Freddy Kempf betritt mit besten manuellen Voraussetzungen dieses ur-amerikanische Terrain und zeigt sich im Sentimentalen wie im Wirbelnden dieser leichten, aber niemals ganz leichtfertigen Musik als ein Meister pianistischer Winkelzüge und in schönen Ansätzen auch einer Melodiebehandlung, die sich des Traums unter dem Sternenbanners bewusst weiß, aber auch von dessen Western-Robustheit und nationaler Überheblichkeit kündet. André Watts schenkte dies alles (vor allem in der Solofassung) um eine Spur selbstverständlicher, lässiger, aber Kempf bleibt den genannten, hier nur herausgepickten emotionalen und nationalen Kriterien dicht auf der Spur, zumal die Musiker der Bergener Formation bei transparenter, das heißt: sinnstiftend leicht angetrockneter Akustik eine üüberzeugende Verbindung aus Jazzband und Traditionsphilharmonie eingehen und auch durchhalten.
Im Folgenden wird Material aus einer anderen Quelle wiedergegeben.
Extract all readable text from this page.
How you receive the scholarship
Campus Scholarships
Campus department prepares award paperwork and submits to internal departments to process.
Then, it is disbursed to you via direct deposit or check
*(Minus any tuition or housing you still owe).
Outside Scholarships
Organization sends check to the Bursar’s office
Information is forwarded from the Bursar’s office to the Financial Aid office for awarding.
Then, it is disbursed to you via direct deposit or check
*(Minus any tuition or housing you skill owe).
Hier dürfte der auf diesem Gebiet erfahrene Andrew Litton seine Kenntnisse eingebracht haben, so dass der mitunter unangenehme Eindruck von europäischer Soundverdichtung gar nicht erst aufkommen kann.
Scharf und eindringlich gelingen Kempf jene wirkungsvollen Passagen, die durch vertrackte Tonrepetitionsartistik oft wie gesonderte Etüdenstrecken ausgelagert werden. Hier bleiben sie in den logischen Prozess der Rhapsody eingebunden, fallen ebensowenig aus dem Strom der musikalischen Zielpassion heraus, wie ähnlich brillante Tastenübungen im Verlauf des Klavierkonzerts. All diese Vorzüge seitens des Solisten und seiner ebenso drastisch wie unbarmherzig argumentierenden Partner sind im Fall der Second Rhapsody für die Katzí! Gershwins Nachfolgewerk ist von schwacher, in manchen Momenten bestenfalls von milder Invention. Alle bisherigenVersuche, es im Konzertleben zu etablieren, sind erfolglos geblieben. Der Vollständigkeit halber mag es auch hier getrost mit eingepackt sein. Zu den liebenswürdigen I got Rhythm-Schlenkern hätten allerdings ein paar Solonummern aus dem erwähnten Songbook besser gepasst – oder meinetwegen auch die drei so häufig ausprobierten Préludes.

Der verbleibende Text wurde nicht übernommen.